Friend of mine once cleaned up a cyclist on a roundabout, once established that no lights were on the bike, the guy was just taken to hospital, patched up and nothing more was done to my friend the car driver due to the fact it was almost impossible to see him in the dark.

I prefer to have lights on. :smile:
 

Wobblers

Euthermic
Location
Minkowski Space
I use my headlights within the parameters of the law, if every user on the road is lit up then why shouldn't a cyclist do the same? Especially as a cyclist is prone to more injury if contact is made with another vehicle.
Ninja's endanger there lives, by not making themselves visible,and I am supposed to feel sorry if he/she gets hurt? Not that i would wish that on anyone.

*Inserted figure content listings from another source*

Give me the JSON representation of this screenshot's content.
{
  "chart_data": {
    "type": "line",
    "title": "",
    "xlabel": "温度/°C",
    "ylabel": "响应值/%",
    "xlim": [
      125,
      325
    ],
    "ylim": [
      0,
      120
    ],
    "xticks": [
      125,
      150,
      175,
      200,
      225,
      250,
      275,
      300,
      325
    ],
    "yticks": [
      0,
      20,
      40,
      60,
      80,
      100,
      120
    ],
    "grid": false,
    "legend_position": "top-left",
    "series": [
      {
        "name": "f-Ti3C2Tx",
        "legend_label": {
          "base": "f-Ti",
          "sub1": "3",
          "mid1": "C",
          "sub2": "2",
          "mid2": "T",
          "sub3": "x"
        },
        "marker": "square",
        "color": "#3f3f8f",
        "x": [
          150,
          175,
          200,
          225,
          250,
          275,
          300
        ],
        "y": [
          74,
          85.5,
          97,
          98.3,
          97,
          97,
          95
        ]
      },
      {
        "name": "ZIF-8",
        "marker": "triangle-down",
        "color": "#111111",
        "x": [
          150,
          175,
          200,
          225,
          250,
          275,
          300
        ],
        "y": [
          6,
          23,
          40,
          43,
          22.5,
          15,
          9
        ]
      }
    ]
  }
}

It is perfectly within the parameters of the law for a cyclist not to be using lights during the day - even in poor weather. It is also perfectly within the parameters of the law for pedestrians not to use lights at any time. Expecting vulnerable road users to use lights and be dressed up as human lemons leads very quickly to the most odious form of victim blaming: he wasn't bedecked in hi-vis - so it wasn't my fault that I hit him! Never mind the fact that there are rather a lot of unlit cars, trees, bollards, walls, etc, etc that the poor hard pressed motorist is also expected to see - and miss.

Using headlights when you don't need to instantly puts those without lights at a very large disadvantage. Not merely because having a whaacking great big engine generating umpteen kilowatts of electricity for oodles of lights is simply not something that can be matched by any cyclist, but also by fostering the expectation in the mind of the motorist that anything that needs to be avoided will be lit up like a billboard. We already have no shortage of motorists who simply don't bother to look properly for vulnerable road users - do you seriously expect that to get better once all cars have daylight running lights?
 

swee'pea99

Squire
Surely it's possible to recognise that the biggest danger on the roads is bad drivers without concluding that therefore cyclists who ride around after dark dressed in black with no lights are blameless. Isn't it? Personally I don't see these statements as in any way mutually exclusive. Bad drivers are the biggest menace on the roads; ninja cyclists are idiots.

(I also find the 'trees and walls don't wear lights' arguments utterly mystifying. Well, no, they don't. But they don't move around on roads either. Unh? You don't recognise how that might be said to constitute quite a significant difference?)
 

Kies

Guest
2706207 said:
Pedestrians?


Pedestrians are not in the road, trying to use the same space as vehicles, and for the most part cars stick to the roadway, pedestrians stick to the pavement. This thread was about ninja cyclist. if you insist on wearing dark clothes, and no lights on your bike after dark - good luck!!